I like the idea in principle, but I’ve seen a few of those sweaters in person and didn’t love the way they hang as they stretch with use. (I’m also not sure I have enough of the accent yarn.) Perhaps a firm enough fabric would be able to hold its own against gravity, but I’m not sure.

Then came the sketch that I lovingly think of as grandpa’s pajama top:

And I guess that’s all I really need to say about that one.

But there was something interesting hiding in there, too. What if I did a little nip and tuck here and there to add some shaping, and changed the neck a bit?

It’s a simple sweater; just a fitted body with set in sleeves. Couldn’t be easier, really. Worked the right way, the stripes will accent the curves, and should stand out front and center in the design.

But how to make the stripes? It seemed like intarsia would be the best choice. Just a solid stripe, a few stitches wide. I wasn’t sure what that would do with the color repeat, though. So, I swatched.

And I didn’t love it. The repeats are very short (only about an inch), and having several stitches across allows them to mix together more than I wanted. Also, it’s a pain in the neck to make a three-stitch-wide strip lay flat. So, I put it on a black background to hold it in place.

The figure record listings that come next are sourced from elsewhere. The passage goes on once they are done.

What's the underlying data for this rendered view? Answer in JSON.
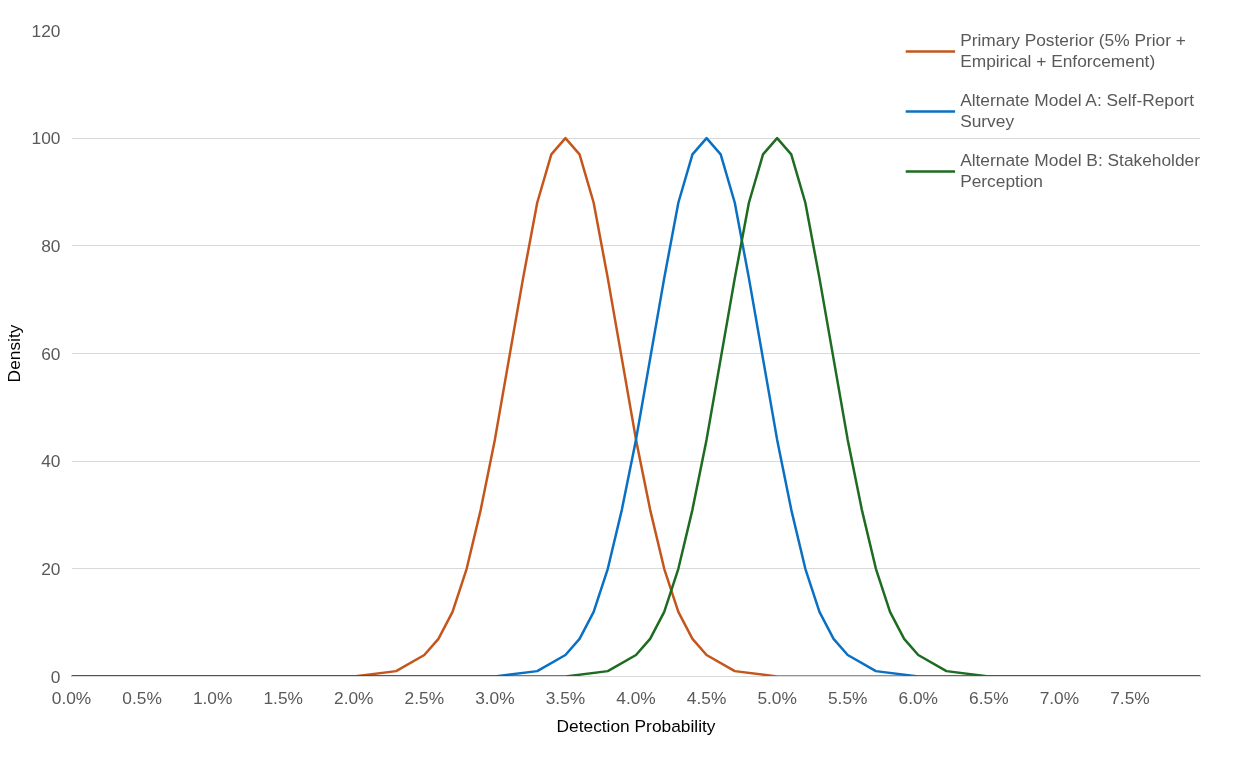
{
  "chart_data": {
    "type": "line",
    "xlabel": "Detection Probability",
    "ylabel": "Density",
    "xlim": [
      0,
      8
    ],
    "ylim": [
      0,
      120
    ],
    "xticks": [
      {
        "value": 0,
        "label": "0.0%"
      },
      {
        "value": 0.5,
        "label": "0.5%"
      },
      {
        "value": 1,
        "label": "1.0%"
      },
      {
        "value": 1.5,
        "label": "1.5%"
      },
      {
        "value": 2,
        "label": "2.0%"
      },
      {
        "value": 2.5,
        "label": "2.5%"
      },
      {
        "value": 3,
        "label": "3.0%"
      },
      {
        "value": 3.5,
        "label": "3.5%"
      },
      {
        "value": 4,
        "label": "4.0%"
      },
      {
        "value": 4.5,
        "label": "4.5%"
      },
      {
        "value": 5,
        "label": "5.0%"
      },
      {
        "value": 5.5,
        "label": "5.5%"
      },
      {
        "value": 6,
        "label": "6.0%"
      },
      {
        "value": 6.5,
        "label": "6.5%"
      },
      {
        "value": 7,
        "label": "7.0%"
      },
      {
        "value": 7.5,
        "label": "7.5%"
      }
    ],
    "yticks": [
      0,
      20,
      40,
      60,
      80,
      100,
      120
    ],
    "grid": "y",
    "legend": "top right",
    "marker": "none",
    "line_style": "solid",
    "series": [
      {
        "name": "Primary Posterior (5% Prior + Empirical + Enforcement)",
        "color": "#c4561c",
        "x": [
          0,
          2.0,
          2.3,
          2.5,
          2.6,
          2.7,
          2.8,
          2.9,
          3.0,
          3.1,
          3.2,
          3.3,
          3.4,
          3.5,
          3.6,
          3.7,
          3.8,
          3.9,
          4.0,
          4.1,
          4.2,
          4.3,
          4.4,
          4.5,
          4.7,
          5.0,
          8
        ],
        "values": [
          0,
          0,
          1,
          4,
          7,
          12,
          20,
          31,
          44,
          59,
          74,
          88,
          97,
          100,
          97,
          88,
          74,
          59,
          44,
          31,
          20,
          12,
          7,
          4,
          1,
          0,
          0
        ]
      },
      {
        "name": "Alternate Model A: Self-Report Survey",
        "color": "#0a70c4",
        "x": [
          0,
          3.0,
          3.3,
          3.5,
          3.6,
          3.7,
          3.8,
          3.9,
          4.0,
          4.1,
          4.2,
          4.3,
          4.4,
          4.5,
          4.6,
          4.7,
          4.8,
          4.9,
          5.0,
          5.1,
          5.2,
          5.3,
          5.4,
          5.5,
          5.7,
          6.0,
          8
        ],
        "values": [
          0,
          0,
          1,
          4,
          7,
          12,
          20,
          31,
          44,
          59,
          74,
          88,
          97,
          100,
          97,
          88,
          74,
          59,
          44,
          31,
          20,
          12,
          7,
          4,
          1,
          0,
          0
        ]
      },
      {
        "name": "Alternate Model B: Stakeholder Perception",
        "color": "#1e6b22",
        "x": [
          0,
          3.5,
          3.8,
          4.0,
          4.1,
          4.2,
          4.3,
          4.4,
          4.5,
          4.6,
          4.7,
          4.8,
          4.9,
          5.0,
          5.1,
          5.2,
          5.3,
          5.4,
          5.5,
          5.6,
          5.7,
          5.8,
          5.9,
          6.0,
          6.2,
          6.5,
          8
        ],
        "values": [
          0,
          0,
          1,
          4,
          7,
          12,
          20,
          31,
          44,
          59,
          74,
          88,
          97,
          100,
          97,
          88,
          74,
          59,
          44,
          31,
          20,
          12,
          7,
          4,
          1,
          0,
          0
        ]
      }
    ]
  }
}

Still not in love, but what if I go down to a single stitch?

Now that’s more like it. The color segments are now a couple of inches long, and there’s a much more gradual transition from one to the other. Stretching the repeat out like this highlights all the beautiful colors in the yarn, but without letting it devolve into a chaos of colors.

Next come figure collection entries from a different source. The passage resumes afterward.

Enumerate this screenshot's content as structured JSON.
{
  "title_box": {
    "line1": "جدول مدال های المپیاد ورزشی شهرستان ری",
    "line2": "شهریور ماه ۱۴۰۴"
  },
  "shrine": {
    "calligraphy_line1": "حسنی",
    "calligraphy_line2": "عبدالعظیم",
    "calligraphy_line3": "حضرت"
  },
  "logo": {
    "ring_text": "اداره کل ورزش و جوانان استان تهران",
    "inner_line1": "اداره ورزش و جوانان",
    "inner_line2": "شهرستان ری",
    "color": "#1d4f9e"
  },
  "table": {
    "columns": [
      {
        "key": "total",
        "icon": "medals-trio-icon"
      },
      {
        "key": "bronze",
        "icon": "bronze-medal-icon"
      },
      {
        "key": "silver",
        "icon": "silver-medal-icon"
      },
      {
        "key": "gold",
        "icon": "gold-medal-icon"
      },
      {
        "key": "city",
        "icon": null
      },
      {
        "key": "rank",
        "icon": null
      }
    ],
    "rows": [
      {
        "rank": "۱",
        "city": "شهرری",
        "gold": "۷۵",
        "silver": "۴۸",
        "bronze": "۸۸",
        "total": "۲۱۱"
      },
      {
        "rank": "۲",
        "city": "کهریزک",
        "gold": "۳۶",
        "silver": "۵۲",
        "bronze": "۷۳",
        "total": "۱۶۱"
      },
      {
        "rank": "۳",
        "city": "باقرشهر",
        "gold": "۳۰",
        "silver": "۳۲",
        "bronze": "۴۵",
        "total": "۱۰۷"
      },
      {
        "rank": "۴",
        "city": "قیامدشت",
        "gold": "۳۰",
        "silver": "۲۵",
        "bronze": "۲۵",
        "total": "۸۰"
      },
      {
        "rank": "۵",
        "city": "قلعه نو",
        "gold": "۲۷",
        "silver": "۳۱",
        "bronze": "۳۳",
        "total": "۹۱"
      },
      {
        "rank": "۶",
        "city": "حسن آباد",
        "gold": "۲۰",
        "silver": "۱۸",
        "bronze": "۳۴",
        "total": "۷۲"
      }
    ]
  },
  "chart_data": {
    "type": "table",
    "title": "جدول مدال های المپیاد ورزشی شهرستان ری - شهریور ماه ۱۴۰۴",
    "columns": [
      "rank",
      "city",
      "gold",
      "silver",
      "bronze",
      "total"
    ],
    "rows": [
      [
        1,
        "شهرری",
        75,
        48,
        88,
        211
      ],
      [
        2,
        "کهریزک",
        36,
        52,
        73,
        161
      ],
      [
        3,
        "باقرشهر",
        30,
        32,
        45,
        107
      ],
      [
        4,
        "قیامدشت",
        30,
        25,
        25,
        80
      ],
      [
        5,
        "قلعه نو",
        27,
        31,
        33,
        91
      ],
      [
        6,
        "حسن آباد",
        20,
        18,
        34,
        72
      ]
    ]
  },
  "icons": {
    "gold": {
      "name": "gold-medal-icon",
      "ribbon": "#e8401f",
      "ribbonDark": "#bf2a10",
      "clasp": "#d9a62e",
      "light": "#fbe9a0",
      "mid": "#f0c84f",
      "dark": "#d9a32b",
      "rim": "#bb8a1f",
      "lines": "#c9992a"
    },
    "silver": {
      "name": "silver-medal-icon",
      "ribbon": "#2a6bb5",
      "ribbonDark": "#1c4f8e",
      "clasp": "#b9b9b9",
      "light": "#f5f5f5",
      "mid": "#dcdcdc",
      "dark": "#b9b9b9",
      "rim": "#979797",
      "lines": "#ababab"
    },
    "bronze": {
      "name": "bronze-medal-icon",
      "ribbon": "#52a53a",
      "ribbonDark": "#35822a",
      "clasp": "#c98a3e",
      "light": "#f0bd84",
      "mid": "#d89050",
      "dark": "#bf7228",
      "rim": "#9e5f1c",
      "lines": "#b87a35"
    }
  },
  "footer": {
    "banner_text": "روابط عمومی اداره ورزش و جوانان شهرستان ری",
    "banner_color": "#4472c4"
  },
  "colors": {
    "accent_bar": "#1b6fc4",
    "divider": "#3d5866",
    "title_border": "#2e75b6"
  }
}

Then, I thought about the painted warp weaving that I’ve seen. Here’s an example from Daryl Lancaster’s collection, which I saw in person in my class at Rhinebeck:

The effect is achieved by dyeing two separate warps (the threads that go lengthwise along the fabric), and then shifting them relative to one another so that the color repeats are offset.

I found the full color repeat of the yarn (about 3 yards), and laid out 6 strands next to one another. Then I lined them up so that I liked the colors that ended up next to one another. I marked the strands, and began knitting them into a black background.

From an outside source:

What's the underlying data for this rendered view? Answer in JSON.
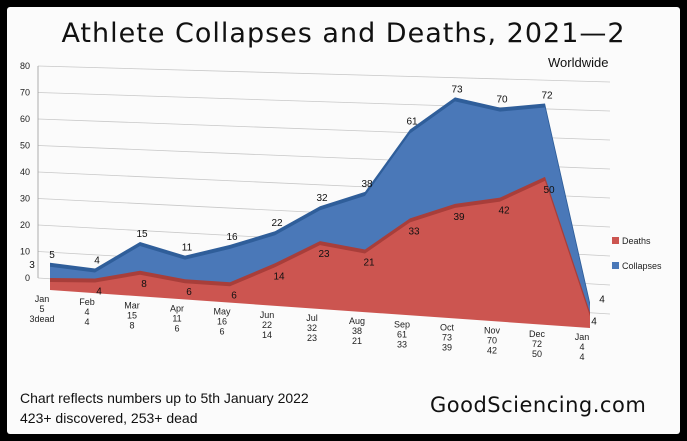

You can see here that I had two different sets of color repeats, in groups of three. In each group, the two outer stripes change together, and the inner one is on a different repeat. After seeing this swatched up, I think I’d prefer it if all the stripes change at the same time for this yarn. But I can imagine lots of things that you could do with this general idea, especially in more subtly-shifting colors with a foreground and a background that can be offset.

I also played with the spacing of the stripes. I started out with three stitches between them, then reduced to two, then to one. I had intended to do my shaping in the wider black areas between the stripes, but I actually like the way this looks, so I may do some shaping in between, too. If I do keep the stripe spacing constant, I like the single-stitch spacing the best.

I love the way the reverse side looks, too. So nice and neat. All the intarsia wraps line up, and create “vertical purl stitches” as Branden put it.

I think this may be it.

I’ve said before that I’m not very good at the artistic arrangement of stripes, so I’ve been doing due diligence on Google image search trying to find a pattern that will work here. I’m not stuck on groups of three, and actually I’m thinking that a more random arrangement will probably work better. I’ll also need to decide where to put the color repeats in the garment (neon pink on the bust shaping, or at the waist? Don’t want that to end up in the wrong place by mistake…), but I think this could work well.

And if not, I suppose I can always fall back to the fitted sweater with the horizontal stripes. I really like that one as well. So many options. And none of them take all that much of the accent yarn, so I suppose I could always make more than one…

(This is how I end up with more designs than I will ever knit. Every project creates 6 more sketches I really want to try.)